En Italie, le fascisme n’existe pas *

mis en ligne le 1 mai 1974
« Le procès Marini n’aura pas lieu à Salerno, mais à Vallo della Lucania, pendant la seconde quinzaine de mai ».
Cette nouvelle, encore officieuse, a été « susurrée » par une speaker de la radio italienne, dans la soirée du 5 avril.
Les ressources de la magistrature de Salerne sont vraiment infinies ! Après le ridicule renvoi du procès, dans le but de le bloquer et de le renvoyer aux calendes grecques, elle a découvert l’existence de cette ancienne section de cour d’Assises qui, depuis huit ans, était dans un abandon total.
Pourquoi cette découverte ? C’est facile à comprendre quand on sait que Vallo della Lucania est une petite localité de 9 000 habitants, à 80 km au sud de Salerne, presque une lande isolée à portée de mains des mafiosi calabrais : Vallo della Lucania offre à la magistrature fasciste l’espoir de pouvoir enfin garder le procès sur les voies préétablies.
On avait pourtant tout fait pour que ce procès soit (et demeure) un simple fait juridique. Mais la mobilisation de tous les habitants antifascistes de Salerne, Rome, Milan, Turin… et les prises de position en faveur de Marini de plusieurs syndicats de la région, ont donné à ce procès une portée exceptionnelle.
À l’ouverture des débats, le 28 février, des milliers de camarades stationnaient devant le tribunal, pour manifester leur solidarité à Marini et pour s’opposer à d’éventuelles provocations fascistes. De nombreuses divisions de policiers et de carabiniers les imitaient, mais sans doute pas pour les mêmes raisons. Dans la salle du tribunal, 60 personnes seulement furent admises (d’habitude elle en contient 150). Ce procès débutait dans un climat de tension (entretenu par le président Fienga et ses camarades fascistes) qui devait s’accentuer au cours des audiences suivantes. Pour comprendre l’état d’esprit qui l’anima, il serait utile de rappeler comment et sur quelles preuves Marini fut inculpé.

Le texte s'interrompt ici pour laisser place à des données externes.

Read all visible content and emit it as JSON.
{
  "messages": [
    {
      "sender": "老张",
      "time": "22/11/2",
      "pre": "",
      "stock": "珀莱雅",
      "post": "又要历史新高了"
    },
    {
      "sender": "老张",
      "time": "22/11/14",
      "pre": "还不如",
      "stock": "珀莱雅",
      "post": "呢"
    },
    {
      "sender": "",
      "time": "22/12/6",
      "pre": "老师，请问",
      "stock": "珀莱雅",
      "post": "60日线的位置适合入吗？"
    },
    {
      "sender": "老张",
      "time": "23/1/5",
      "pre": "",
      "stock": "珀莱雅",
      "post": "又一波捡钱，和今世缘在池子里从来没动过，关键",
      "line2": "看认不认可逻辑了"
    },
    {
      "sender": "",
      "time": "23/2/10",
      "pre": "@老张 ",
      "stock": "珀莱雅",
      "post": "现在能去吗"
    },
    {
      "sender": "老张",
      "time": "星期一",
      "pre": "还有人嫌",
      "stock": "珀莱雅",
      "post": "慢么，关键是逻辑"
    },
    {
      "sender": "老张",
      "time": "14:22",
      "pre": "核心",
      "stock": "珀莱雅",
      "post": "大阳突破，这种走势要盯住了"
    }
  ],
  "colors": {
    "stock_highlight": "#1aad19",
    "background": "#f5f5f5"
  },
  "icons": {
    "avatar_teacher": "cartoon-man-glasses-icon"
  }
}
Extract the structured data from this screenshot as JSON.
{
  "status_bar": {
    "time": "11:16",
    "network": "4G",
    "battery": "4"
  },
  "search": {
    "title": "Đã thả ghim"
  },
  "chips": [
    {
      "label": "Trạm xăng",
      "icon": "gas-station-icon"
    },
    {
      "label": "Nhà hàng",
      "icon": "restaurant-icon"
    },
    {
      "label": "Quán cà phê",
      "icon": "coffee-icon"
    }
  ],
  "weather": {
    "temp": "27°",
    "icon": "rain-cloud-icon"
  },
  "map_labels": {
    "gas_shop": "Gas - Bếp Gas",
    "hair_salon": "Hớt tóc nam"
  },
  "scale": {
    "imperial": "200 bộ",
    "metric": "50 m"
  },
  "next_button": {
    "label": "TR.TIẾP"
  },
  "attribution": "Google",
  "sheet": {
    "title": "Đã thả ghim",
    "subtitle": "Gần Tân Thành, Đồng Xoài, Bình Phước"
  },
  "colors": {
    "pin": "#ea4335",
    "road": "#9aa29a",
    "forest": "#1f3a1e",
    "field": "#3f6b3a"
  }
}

Le 7 juillet 72, Marini et Mastrogovanni furent agressés par une bande de fascistes. Voyant son camarade à terre et blessé, Marini, armé d’un couteau, se précipita pour le défendre. Il alla ensuite se réfugier sous un porche, au n°31 de la rue Masuccio Salernitano. Peu de temps après, un inconnu amenait Falvella à l’hôpital. Au même instant, le téléphone sonnait à la caserne des carabiniers. On indiqua qu’il y avait eu une agression rue Velia et que l’assassin s’était réfugié sous un porche au n°31 de la rue Masuccio Salernitano. Ce ON qui paraissait si bien renseigné devait rester (et reste encore) anonyme. Après un appel aux hôpitaux qui confirmèrent avoir trios blessés, les carabiniers allèrent chercher Marini et l’inculpèrent de triple tentative d’homicide, avec une logique incroyable. Les premières pages parues dans les journaux sur cette affaire, accusaient Marini d’avoir blessé « dans sa fureur homicide » même Mastrogiovanni ! L’instruction fut menée avec la même probité : la blessure de Mastrogiovanni fut inscrite au procès-verbal comme « tentative d’assassinat ». Quand on s’aperçut qu’il n’appartenait pas au groupe des agresseurs, elle ne constitua plus un délit et on n’en fit même pas mention.
Mastrogiovanni se trouva, du même coup, inculpé de complicité. Rue Velia, fut trouvé un couteau qui ne correspondait absolument pas à celui de Marini, dont la description précise fut donnée dans les journaux Il Mattino et Roma du 11 juillet. Mais Lamberti, le juge d’instruction ne devait pas lire les journaux, de peur d’être influencé… Quoi qu’il en soit, le couteau étant tâché de sang, on conclut (sans aucune analyse) que c’était l’arme du crime, donc celui de Marini. Pour ne pas risquer d’être contredit, on ne prit même pas la peine de relever les empreintes digitales et de le montrer à Marini pour la reconnaissance d’usage.
Rien d’étonnant à ce que le procès, entièrement basé sur cette instruction, ait pris une tournure inattendue pour les avocats fascistes et la cour, complètement empêtrés dans des thèses incroyables. La défense et Marini le menèrent d’un bout à l’autre : la défense en relevant les irrégularités de procédure, les contradictions et les « oublis » de l’instruction, Marini en assumant le seul rôle qui lui convenait en tant que révolutionnaire, celui de l’accusateur.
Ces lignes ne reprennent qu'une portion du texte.